Vittorio Del Tufo, giornalista e scrittore, con Il caso Virgilio firma un romanzo capace di restituire al lettore la magia del mistero. È un romanzo-inchiesta che intreccia realtà e finzione, cronaca e leggenda, affondando le radici nei segreti di Napoli e nel fascino della storia antica. Un libro che mi ha catturato dalla prima all’ultima pagina: non leggevo qualcosa di così avvincente, intrigante e avvolto dal mistero dai tempi dei grandi gialli archeologici di Valerio Massimo Manfredi, come Chimaira, L’oracolo o Il faraone delle sabbie.

Senza svelare troppo della trama, il romanzo ruota attorno all’enigma di Viriglio, una vicenda che si dipana tra antichità e contemporaneità, passando attraverso documenti, reperti, intrighi e personaggi che sembrano vivere su più livelli temporali. È una storia che mette insieme figure come Virgilio e Ottaviano Augusto, l’ombra dei nazisti, i segreti della massoneria, fino a restituire un intreccio dal respiro internazionale.
Lo stile di Del Tufo porta con sé la sua esperienza di giornalista: asciutto, serrato, capace di imprimere al racconto il ritmo della cronaca. Ogni pagina scorre rapida, ma senza rinunciare a dettagli e sfumature che aumentano la suspense e alimentano la curiosità. L’atmosfera è sospesa, a metà strada tra l’indagine giornalistica e il romanzo storico, con quel senso costante di qualcosa di nascosto che aspetta di essere rivelato. Uno dei grandi meriti del libro è la sua capacità di muoversi sul confine tra verità e invenzione: ciò che sembra pura fantasia spesso affonda in una realtà documentata, e viceversa.

È la cifra dei migliori gialli storici e archeologici, ma qui declinata con un rigore e un’abilità che ricordano anche il giornalismo narrativo. Altro tema centrale è la memoria storica: il romanzo ci ricorda che l’Italia è un Paese stratificato, fatto di epoche sovrapposte e di segreti mai del tutto svelati. In questo senso, Napoli diventa il teatro perfetto: una città che è insieme mito e bellezza, luogo di ombre e leggende. Non è un caso che Del Tufo scelga la Napoli degli anni ’70, anni affascinanti e drammatici, segnati dal colera, e che inserisca ambientazioni uniche come la Gaiola, tanto suggestiva quanto inquietante per le sue leggende di maledizioni.

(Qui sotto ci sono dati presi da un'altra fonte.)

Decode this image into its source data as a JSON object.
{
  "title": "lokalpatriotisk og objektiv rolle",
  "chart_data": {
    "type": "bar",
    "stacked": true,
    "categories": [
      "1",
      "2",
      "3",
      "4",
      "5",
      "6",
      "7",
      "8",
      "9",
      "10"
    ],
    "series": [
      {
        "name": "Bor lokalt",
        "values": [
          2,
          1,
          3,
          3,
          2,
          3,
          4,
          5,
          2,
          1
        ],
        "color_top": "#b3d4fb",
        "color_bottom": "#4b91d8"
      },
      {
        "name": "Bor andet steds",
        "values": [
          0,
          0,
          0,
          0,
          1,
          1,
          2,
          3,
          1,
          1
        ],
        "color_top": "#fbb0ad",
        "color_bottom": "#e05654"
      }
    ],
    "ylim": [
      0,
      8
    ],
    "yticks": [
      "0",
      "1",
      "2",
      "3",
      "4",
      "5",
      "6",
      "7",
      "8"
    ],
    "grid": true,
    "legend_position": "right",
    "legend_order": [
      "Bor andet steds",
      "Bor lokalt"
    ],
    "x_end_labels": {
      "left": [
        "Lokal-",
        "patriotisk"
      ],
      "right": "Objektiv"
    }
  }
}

Ciò che mi ha colpito maggiormente è proprio questa fusione: Del Tufo riesce a far collimare elementi lontanissimi – Virgilio e Augusto, la massoneria, i nazisti, le cronache nere – e a trasformarli in un mosaico coerente, senza mai perdere di vista il ritmo narrativo. Ho apprezzato anche la scrittura: diretta, ritmata, mai dispersiva. Da lettore appassionato di gialli, thriller storici e romanzi d’avventura, posso dire che in pochi altri autori ho trovato questa capacità di unire tensione narrativa e profondità storica. È una qualità che, a tratti, mi ha ricordato i romanzi di Marco Buticchi, soprattutto per la capacità di intrecciare epoche diverse in un’unica trama avvincente.
Consiglierei Il caso Viriglio a chiunque ami i gialli archeologici, i romanzi storici e più in generale le letture che non si limitano a intrattenere, ma lasciano anche qualcosa su cui riflettere. Il caso Viriglio non è solo un romanzo d’inchiesta, né solo un giallo: è un viaggio nella memoria, un’avventura intellettuale che riconsegna dignità a un genere spesso bistrattato. Per chi cerca il brivido dell’enigma, la suggestione della storia e il fascino di Napoli con i suoi chiaroscuri, questo libro è una lettura imprescindibile. Vittorio Del Tufo firma un’opera che intrattiene, sorprende e fa riflettere: un raro esempio di narrativa capace di unire suspense, cultura e passione per il mistero.